AB is a line segment and M is its mid-point. Three semi-circles are drawn with AM, MB and AB as diameters on the same side of the line AB. A circle with radius r unit is drawn so that it touches all the three semi-circles. Show that : AB = 6 × r

Answer 1

Let O, P and Q be the centers of the circle and semicircle.

Join OP and OQ.

OR = OS = r

And `AP = PM = MQ = QB = (AB)/4`

Now, `OP = OR + RP = r + (AB)/4`  ...(Since PM = RP = radii of same circle)
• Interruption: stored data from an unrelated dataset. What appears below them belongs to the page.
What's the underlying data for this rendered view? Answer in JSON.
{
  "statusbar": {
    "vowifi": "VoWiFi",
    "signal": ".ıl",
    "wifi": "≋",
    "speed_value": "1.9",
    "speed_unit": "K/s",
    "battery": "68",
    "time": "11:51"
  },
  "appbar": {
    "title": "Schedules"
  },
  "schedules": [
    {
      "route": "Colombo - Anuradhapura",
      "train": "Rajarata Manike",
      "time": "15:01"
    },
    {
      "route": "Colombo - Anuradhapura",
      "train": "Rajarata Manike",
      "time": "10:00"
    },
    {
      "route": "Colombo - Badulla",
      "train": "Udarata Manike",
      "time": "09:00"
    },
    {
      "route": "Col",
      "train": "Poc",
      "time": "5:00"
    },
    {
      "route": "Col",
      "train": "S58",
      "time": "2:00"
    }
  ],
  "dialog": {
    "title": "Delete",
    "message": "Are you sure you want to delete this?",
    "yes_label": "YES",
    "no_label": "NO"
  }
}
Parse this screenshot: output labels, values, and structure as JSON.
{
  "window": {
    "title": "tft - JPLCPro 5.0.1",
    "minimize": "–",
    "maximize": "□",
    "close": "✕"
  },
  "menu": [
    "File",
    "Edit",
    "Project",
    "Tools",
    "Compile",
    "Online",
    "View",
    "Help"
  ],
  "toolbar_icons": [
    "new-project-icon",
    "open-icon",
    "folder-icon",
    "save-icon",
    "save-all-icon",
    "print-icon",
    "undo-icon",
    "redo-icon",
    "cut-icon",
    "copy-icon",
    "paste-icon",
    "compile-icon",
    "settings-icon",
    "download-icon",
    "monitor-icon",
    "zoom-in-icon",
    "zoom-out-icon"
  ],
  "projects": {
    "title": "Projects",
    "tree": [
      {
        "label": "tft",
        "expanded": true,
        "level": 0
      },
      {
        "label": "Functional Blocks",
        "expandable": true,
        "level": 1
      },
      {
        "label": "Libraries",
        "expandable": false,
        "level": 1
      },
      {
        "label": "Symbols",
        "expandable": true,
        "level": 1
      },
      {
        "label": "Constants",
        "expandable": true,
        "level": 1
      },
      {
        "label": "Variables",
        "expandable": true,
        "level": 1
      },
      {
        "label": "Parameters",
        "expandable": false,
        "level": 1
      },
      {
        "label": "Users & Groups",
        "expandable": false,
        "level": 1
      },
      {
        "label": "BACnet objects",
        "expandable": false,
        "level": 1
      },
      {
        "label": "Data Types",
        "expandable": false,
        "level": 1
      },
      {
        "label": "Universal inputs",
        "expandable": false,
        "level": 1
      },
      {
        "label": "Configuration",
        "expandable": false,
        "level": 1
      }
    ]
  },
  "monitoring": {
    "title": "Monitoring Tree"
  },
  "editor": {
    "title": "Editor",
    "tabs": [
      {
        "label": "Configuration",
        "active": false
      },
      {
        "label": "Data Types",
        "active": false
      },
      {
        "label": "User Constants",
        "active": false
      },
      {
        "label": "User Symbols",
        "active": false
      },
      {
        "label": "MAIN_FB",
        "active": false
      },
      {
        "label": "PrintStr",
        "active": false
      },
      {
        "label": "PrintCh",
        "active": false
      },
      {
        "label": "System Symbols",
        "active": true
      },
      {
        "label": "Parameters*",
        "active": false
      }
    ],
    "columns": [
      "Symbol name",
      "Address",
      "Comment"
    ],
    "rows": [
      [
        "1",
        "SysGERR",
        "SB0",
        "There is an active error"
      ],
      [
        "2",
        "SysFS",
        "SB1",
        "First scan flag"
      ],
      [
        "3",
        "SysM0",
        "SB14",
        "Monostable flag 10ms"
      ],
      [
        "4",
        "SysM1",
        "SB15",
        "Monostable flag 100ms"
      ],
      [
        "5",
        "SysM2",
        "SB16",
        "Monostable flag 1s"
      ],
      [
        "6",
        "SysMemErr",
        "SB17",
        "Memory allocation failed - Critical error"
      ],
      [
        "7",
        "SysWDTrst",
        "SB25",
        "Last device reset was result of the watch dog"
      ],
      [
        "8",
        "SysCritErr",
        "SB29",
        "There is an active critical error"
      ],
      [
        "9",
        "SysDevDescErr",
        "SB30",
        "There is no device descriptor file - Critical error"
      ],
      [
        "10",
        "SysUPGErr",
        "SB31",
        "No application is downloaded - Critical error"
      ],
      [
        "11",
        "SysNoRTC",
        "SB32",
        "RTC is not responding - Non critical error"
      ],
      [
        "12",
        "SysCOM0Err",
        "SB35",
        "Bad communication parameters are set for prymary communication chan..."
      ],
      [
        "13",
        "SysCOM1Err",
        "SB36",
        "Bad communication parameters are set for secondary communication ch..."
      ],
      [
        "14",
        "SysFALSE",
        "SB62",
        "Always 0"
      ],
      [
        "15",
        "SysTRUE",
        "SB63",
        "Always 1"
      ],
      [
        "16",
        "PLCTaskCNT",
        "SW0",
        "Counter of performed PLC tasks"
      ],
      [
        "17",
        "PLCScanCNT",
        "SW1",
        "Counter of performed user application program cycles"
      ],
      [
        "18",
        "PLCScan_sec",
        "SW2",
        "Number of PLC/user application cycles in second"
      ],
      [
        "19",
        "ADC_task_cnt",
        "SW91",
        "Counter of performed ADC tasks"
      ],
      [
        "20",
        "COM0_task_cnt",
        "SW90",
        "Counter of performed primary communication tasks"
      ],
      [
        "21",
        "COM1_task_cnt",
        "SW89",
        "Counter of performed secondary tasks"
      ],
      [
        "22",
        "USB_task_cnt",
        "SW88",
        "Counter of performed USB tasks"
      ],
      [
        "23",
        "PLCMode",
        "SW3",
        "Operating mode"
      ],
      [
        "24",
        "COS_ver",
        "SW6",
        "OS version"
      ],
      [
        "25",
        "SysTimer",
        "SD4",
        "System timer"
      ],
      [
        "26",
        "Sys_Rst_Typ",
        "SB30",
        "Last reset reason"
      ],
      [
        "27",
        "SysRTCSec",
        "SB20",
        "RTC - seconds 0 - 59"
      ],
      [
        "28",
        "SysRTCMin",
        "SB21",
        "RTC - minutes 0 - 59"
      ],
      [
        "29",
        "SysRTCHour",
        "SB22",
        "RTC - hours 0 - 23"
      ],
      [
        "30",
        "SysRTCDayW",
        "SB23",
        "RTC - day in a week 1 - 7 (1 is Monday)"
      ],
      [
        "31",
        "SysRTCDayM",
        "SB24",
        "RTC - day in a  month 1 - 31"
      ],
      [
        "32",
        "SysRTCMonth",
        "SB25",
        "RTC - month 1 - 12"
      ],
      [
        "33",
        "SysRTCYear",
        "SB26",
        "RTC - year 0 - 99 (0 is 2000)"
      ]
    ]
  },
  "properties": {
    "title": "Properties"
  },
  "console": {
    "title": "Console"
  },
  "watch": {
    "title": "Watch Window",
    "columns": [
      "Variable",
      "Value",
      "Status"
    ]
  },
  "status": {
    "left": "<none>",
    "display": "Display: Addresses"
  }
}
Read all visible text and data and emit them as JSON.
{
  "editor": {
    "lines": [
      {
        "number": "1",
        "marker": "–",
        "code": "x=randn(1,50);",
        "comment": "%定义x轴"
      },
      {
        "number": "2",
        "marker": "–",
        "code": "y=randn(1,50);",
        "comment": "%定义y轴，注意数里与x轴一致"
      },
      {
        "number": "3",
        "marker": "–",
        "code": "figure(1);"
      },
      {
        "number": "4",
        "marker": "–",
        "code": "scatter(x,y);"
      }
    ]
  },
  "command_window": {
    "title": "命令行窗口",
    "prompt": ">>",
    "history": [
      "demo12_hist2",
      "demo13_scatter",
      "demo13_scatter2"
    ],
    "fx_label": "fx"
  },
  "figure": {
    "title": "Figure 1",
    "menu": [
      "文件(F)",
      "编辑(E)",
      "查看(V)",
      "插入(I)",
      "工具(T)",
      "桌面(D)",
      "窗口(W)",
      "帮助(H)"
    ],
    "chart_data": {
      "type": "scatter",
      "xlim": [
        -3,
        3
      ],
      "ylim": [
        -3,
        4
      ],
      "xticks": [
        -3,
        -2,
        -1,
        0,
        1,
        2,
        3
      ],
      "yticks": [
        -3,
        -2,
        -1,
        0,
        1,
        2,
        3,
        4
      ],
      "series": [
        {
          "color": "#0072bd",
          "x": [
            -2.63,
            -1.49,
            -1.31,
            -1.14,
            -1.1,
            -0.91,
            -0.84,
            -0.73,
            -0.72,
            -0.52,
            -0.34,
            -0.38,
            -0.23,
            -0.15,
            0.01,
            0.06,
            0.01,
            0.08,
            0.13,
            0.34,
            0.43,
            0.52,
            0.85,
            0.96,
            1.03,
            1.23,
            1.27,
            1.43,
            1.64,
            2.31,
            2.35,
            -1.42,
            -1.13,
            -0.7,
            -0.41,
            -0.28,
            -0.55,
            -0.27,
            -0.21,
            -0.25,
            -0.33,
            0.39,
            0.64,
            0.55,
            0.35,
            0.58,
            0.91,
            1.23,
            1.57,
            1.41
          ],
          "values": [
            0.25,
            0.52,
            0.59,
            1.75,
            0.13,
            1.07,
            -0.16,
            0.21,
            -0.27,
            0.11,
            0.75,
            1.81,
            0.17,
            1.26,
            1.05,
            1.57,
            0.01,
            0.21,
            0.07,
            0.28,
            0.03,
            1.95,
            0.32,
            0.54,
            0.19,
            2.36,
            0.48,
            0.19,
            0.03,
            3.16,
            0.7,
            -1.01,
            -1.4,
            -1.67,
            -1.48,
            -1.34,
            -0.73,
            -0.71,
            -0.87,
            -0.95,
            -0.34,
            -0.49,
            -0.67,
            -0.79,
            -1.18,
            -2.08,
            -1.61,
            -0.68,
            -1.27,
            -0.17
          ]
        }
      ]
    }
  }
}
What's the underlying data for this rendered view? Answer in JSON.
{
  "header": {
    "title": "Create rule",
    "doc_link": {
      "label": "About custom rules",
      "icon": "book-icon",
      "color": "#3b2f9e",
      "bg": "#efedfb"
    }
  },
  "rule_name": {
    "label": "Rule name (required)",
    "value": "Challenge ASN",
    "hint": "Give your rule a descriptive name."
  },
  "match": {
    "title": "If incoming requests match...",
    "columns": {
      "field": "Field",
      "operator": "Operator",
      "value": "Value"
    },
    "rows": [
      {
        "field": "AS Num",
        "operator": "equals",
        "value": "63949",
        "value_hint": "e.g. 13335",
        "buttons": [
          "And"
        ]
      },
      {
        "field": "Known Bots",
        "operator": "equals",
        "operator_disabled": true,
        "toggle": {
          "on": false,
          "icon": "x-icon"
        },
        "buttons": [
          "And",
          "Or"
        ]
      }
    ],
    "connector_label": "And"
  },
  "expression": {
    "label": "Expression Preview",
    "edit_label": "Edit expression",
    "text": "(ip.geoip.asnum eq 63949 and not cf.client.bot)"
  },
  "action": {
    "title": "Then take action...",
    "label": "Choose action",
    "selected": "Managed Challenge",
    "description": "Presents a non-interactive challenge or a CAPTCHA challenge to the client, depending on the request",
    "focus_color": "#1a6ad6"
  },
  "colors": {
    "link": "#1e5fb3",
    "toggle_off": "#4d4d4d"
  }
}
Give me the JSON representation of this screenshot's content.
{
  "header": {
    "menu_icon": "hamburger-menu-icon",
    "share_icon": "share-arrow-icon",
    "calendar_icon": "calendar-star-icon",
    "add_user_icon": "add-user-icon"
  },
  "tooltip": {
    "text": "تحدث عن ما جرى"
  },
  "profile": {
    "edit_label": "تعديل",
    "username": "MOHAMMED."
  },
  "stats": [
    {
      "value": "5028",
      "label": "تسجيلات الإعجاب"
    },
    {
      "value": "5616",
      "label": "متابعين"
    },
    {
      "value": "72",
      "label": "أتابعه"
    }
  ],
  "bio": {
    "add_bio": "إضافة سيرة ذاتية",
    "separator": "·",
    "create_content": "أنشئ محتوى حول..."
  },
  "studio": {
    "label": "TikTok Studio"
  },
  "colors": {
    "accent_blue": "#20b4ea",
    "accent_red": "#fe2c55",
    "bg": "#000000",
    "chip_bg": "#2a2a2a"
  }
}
Similarly, `OQ = OS + SQ = r + (AB)/4`

`OM = LM - OL = (AB)/2 - r`

Now in right ΔOPM,

OP² = PM² + OM²

`=> (r + (AB)/4)^2 = ((AB)/4)^2 + ((AB)/2 - r)^2`

`=> r^2 + (AB^2)/16 + (rAB)/2 = (AB^2)/16 + (AB^2)/4 + r^2 - rAB`

`=> (rAB)/2 = (AB^2)/4 - rAB`

`=> (AB^2)/4 = (rAB)/2 + rAB`

`=> (AB^2)/4 = (3rAB)/2`

`=> (AB)/4 = 3/2 r`

`=> AB = 3/2 rxx 4 = 6r`

Hence AB = 6 × r